District, teachers still far from deal 

Progress has been made in a contract dispute involving high school teachers, but a final deal remains elusive, district and union officials said Thursday.

San Mateo Union High School District teachers picketed Thursday outside the district offices while contract negotiations took place inside. While both sides early in the day said a deal could be imminent, hope for an immediate resolution had been replaced with cautious statements about "progress" by the day’s end.

"It was one of the more frustrating days, but in a good way," said Craig Childress, president of the San Mateo Union High School District Teachers Association. "They want control of how medical benefits will be spent. They are opposed to letting us have choice."

The dispute stems from a district move to begin deducting some medical benefits costs from teachers’ paychecks.

Superintendent Sam Johnson has publicly been quiet during the negotiation process. However, he said in an interview Thursday that the district was burning the midnight oil to find common ground.

"It’s a money issue and we will get it resolved," he said. "We will continue to work to do what’s in the interest of the students. This is a district that understands that what is happening in the classroom is critical."

Childress said the school district has been more open in its dialogue about projected revenue and medical coverage. But he declined to get into specifics amid ongoing negotiations.

On Feb. 1, teachers picketed to mark the first month in which money was directly withdrawn from paychecks. While teachers claim the move was illegal, the district responded with a letter stating that both parties agreed to such terms in 2005.

As teachers chanted in unison Thursday, they described contract disputes as disruptive.

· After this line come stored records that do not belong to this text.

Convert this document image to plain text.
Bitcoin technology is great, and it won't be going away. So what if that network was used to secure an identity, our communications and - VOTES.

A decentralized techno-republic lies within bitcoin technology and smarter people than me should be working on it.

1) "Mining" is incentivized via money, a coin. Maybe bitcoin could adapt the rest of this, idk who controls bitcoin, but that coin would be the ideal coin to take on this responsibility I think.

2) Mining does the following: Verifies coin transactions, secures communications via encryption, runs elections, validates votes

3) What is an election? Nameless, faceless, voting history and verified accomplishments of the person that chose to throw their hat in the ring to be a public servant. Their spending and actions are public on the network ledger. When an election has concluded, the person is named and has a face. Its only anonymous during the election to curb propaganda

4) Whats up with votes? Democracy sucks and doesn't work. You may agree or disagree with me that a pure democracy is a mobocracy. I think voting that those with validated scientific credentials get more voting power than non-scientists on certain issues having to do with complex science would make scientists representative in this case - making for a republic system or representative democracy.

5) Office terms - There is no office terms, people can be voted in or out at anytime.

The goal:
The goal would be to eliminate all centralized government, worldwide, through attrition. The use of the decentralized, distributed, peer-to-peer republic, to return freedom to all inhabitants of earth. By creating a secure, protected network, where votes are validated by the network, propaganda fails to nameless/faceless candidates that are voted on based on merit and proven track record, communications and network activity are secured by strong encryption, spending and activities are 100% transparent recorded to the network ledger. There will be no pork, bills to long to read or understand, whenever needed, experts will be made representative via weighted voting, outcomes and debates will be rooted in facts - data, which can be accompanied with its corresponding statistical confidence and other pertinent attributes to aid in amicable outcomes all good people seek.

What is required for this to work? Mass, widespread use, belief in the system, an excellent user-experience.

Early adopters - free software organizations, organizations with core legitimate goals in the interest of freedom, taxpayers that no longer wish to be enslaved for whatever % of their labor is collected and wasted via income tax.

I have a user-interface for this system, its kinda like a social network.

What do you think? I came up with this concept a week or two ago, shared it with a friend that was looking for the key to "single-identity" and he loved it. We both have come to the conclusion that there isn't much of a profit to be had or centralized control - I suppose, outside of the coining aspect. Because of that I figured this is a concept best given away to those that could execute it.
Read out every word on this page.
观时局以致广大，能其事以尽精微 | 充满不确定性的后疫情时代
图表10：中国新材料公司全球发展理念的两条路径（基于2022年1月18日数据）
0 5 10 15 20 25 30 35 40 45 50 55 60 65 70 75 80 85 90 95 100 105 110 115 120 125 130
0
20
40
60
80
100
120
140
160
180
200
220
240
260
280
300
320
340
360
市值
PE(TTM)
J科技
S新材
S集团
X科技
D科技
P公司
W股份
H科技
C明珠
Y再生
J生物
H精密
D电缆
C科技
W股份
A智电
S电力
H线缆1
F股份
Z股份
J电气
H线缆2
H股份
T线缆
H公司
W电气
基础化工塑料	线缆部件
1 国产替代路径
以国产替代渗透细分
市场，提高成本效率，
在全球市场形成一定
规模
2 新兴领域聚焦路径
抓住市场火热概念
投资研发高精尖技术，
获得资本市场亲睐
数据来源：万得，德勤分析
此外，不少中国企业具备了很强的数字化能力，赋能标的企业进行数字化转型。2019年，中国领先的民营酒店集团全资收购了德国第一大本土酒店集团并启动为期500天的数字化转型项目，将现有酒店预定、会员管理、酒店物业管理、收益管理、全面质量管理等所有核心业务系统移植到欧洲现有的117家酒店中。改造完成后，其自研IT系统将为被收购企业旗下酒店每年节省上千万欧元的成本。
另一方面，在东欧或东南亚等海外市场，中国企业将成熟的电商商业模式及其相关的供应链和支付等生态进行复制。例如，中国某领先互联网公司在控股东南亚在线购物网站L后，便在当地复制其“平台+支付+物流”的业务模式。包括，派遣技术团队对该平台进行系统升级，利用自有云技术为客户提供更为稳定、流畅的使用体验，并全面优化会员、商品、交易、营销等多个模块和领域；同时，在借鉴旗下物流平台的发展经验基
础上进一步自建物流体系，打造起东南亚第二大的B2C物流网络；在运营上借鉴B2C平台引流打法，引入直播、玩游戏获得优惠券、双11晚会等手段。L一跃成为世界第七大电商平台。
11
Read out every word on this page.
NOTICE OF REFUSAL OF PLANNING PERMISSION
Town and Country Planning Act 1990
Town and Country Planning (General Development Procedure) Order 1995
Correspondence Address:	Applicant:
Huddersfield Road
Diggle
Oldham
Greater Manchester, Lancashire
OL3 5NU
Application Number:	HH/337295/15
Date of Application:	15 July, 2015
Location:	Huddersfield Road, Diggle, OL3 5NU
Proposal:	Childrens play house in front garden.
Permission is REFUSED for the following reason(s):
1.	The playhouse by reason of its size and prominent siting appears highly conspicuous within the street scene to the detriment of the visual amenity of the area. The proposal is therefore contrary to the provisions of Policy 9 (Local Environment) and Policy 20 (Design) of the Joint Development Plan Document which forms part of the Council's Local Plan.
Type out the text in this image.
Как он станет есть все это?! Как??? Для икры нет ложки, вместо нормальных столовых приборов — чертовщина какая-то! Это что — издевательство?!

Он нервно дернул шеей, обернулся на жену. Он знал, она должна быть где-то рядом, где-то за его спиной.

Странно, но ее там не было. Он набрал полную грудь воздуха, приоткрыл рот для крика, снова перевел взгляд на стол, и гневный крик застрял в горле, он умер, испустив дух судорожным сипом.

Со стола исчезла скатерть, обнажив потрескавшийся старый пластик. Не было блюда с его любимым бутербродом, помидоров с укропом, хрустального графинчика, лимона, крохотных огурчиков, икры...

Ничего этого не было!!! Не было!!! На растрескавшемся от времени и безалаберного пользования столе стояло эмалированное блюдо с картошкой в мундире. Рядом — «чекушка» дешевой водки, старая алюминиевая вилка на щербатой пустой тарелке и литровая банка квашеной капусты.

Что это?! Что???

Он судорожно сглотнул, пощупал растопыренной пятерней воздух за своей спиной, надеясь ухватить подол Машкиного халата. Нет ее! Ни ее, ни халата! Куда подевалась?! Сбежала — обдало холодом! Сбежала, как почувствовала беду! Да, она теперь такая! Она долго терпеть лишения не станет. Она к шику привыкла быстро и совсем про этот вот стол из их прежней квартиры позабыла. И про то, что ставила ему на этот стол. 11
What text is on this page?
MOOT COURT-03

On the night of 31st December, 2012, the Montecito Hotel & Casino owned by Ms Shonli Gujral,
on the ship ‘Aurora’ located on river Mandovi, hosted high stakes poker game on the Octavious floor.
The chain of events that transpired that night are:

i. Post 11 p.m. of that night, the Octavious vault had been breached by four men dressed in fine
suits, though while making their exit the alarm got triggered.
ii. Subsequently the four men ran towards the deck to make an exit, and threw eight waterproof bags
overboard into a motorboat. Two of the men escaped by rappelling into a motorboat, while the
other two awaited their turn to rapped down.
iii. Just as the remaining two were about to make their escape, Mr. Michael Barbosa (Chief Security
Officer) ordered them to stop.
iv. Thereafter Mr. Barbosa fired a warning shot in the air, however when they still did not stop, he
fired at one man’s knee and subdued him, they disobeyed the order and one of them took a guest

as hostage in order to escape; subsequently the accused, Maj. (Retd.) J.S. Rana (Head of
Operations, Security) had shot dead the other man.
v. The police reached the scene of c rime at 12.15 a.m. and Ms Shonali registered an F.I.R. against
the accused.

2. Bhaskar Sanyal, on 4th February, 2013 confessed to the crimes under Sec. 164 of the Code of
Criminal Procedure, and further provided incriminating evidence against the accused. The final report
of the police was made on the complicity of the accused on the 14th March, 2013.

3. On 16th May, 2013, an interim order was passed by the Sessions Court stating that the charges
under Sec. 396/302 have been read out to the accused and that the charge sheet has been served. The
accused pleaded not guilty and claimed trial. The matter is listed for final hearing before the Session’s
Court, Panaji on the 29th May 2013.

"The morale is pretty bad right now," said Michael Dunn, a teacher at Capuchino High School. "Teachers feel disrespected by the district. Up until this point, there was a pretty cordial relationship."

Suzanne Boutin, president of San Mateo High School PTO, said the sooner the issue is resolved, the better.

"The hope of the parents is that they’ll be able to resolve their differences," she said. "At San Mateo High School, and I can only talk about that school, our teachers have acted very professionally this year with all these issues swirling around."